Mais Youssou N’Dour est-il totalement comparable à Berlusconi ? Assurément non. Les deux hommes et leurs visions du monde ne sont pas les mêmes. Les contextes italien et sénégalais ainsi que les institutions ne sont pas les mêmes. Les rapports des médias à la politique ne sont pas tout à fait les mêmes. La liberté d’expression et d’information n’est pas garantie avec la même rigueur dans les deux pays, même si le Sénégal est une vitrine de la démocratie en Afrique. Les conséquences (exemple, incitation à la haine et à la violence par les médias) peuvent être plus dramatiques en Afrique. En témoigne notamment le rôle des médias dans l’élection présidentielle organisée les 31 octobre et 28 novembre 2010 en Côte d’Ivoire, marquée par de nombreuses violations graves des droits de l’homme et du droit international humanitaire. C’est pourquoi, en toutes circonstances, des garde-fous doivent garantir la liberté d’expression et d’information.

Dans l’hypothèse où Youssou N’Dour serait élu président de la République du Sénégal, le garde-fou idéal pour préserver et garantir la liberté d’expression dans le pays serait pour lui de rompre avec les médias qu’il possède et contrôle et de renforcer la législation nationale relative à cette liberté. Ce choix difficile, mais nécessaire, serait démocratique et conforme à l’intérêt général.
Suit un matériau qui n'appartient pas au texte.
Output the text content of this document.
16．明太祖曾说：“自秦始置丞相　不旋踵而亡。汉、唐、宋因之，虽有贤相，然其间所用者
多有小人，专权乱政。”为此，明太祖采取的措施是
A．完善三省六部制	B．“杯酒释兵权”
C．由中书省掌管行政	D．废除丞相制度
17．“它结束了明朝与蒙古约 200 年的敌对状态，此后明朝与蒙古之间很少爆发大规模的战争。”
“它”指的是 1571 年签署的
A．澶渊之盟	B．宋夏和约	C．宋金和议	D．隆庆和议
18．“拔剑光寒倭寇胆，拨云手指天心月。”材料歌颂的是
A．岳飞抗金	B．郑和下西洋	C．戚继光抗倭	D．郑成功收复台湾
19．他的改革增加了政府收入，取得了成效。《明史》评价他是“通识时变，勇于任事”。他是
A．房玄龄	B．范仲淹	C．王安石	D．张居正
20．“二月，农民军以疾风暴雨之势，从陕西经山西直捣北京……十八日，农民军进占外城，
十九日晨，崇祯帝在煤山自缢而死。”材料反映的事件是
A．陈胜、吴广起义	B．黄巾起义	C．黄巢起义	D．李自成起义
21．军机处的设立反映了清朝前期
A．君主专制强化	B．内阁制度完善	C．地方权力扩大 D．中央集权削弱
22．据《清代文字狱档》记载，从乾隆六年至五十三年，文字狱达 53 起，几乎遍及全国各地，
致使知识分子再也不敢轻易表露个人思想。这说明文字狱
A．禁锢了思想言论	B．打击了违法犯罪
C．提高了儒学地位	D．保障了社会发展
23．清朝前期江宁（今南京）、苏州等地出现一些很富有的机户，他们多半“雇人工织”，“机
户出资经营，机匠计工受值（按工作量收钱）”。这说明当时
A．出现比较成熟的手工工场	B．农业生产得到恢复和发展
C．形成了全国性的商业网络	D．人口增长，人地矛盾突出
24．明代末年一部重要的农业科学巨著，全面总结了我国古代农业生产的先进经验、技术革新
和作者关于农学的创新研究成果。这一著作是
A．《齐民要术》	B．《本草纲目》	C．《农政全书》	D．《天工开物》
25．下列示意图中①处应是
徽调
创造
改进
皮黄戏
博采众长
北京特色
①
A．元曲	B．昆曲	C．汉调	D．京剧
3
Bien entendu, les médias sénégalais devraient aussi se conformer à la législation internationale relative à la liberté d’expression et notamment à la résolution de l’Assemblée générale des Nations Unies 59 (I) (1946), qui déclare que la liberté d’information, droit de l’homme fondamental est " impérativement subordonnée à la volonté et à la capacité de jouir des privilèges qu’elle confère sans en abuser et, à titre de discipline élémentaire, à l’obligation morale de rechercher des faits sans parti pris et de répandre des connaissances sans intention malveillante"Le cas échéant, il appartiendra à Youssou N’Dour, Président, d’être ou de ne pas être le nouveau Berlusconi africain.

En raison de débordements, nous avons fait le choix de suspendre les commentaires des articles d'Atlantico.fr.

Mais n'hésitez pas à partager cet article avec vos proches par mail, messagerie, SMS ou sur les réseaux sociaux afin de continuer le débat !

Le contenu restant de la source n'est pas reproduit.